Social Media Postings May be Enough to Terminate an Employee
The National Labor Relations Board regulates workplace policies and conduct under the National Labor Relations Act (NLRA). This statute sets policies for most private employers and employees and tries to balances the rights and freedoms of employees with the needs of employers to maintain a certain code of respect and order. Recently, the proliferation of social media sites and employees using such sites on a regular basis, including during the work day, has provided a vast new area of law that the NLRB must re-evaluate. Employees who post complaints on sites such as Facebook can be lawfully terminated, provided the comment is intended to vent or just complain. If, however, an employee posts a comment that is a "concerted activity," meaning that it involves other employees, and is meant for the purpose of initiating or promoting group action to bring to the attention of management serious issues that need to be addressed, it is protected activity.
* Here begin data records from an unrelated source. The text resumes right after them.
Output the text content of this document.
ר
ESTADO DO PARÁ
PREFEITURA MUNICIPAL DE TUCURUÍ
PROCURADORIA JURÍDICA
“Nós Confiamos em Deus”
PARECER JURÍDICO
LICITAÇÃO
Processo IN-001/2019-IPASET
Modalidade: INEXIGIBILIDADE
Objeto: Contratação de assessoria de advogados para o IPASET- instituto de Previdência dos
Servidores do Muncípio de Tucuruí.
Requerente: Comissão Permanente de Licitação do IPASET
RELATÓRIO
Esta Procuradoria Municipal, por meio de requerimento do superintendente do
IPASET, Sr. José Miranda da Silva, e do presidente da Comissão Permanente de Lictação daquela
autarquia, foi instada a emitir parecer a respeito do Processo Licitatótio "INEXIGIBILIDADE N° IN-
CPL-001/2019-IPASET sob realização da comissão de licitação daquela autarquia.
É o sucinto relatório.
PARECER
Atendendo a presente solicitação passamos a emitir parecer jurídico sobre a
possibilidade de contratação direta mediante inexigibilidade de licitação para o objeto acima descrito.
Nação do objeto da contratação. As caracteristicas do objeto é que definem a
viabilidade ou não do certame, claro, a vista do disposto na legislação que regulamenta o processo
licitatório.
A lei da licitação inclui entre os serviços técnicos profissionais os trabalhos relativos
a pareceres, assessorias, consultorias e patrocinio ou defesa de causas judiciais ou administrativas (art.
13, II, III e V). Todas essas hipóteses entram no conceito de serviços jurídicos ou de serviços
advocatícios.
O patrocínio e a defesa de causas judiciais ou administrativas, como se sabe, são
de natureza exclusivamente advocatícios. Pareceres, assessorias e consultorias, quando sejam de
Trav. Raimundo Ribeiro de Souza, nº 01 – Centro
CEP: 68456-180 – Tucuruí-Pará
Such protected activity cannot be the basis for termination of an employee as the NLRA is meant to allow employees to discuss legitimate grievances so that management can attempt to fix the problems and provide a better environment for its employees. But the line between "protected activity" and "mere venting" can be blurry at times, leading to lawful termination of an employee who thought he was following the guidelines for protected speech. It's best to be safe rather than sorry and a heated comment on social media made when you are frustrated could mean you lose your job. So rather than risk it, keep your frustrations out of the workplace and offline!
See Raphael Rajendra, Employee-Owned Devices, Social Media, and the NLRA, 30 ABA Journal of Labor and Employment Law 47 (2014).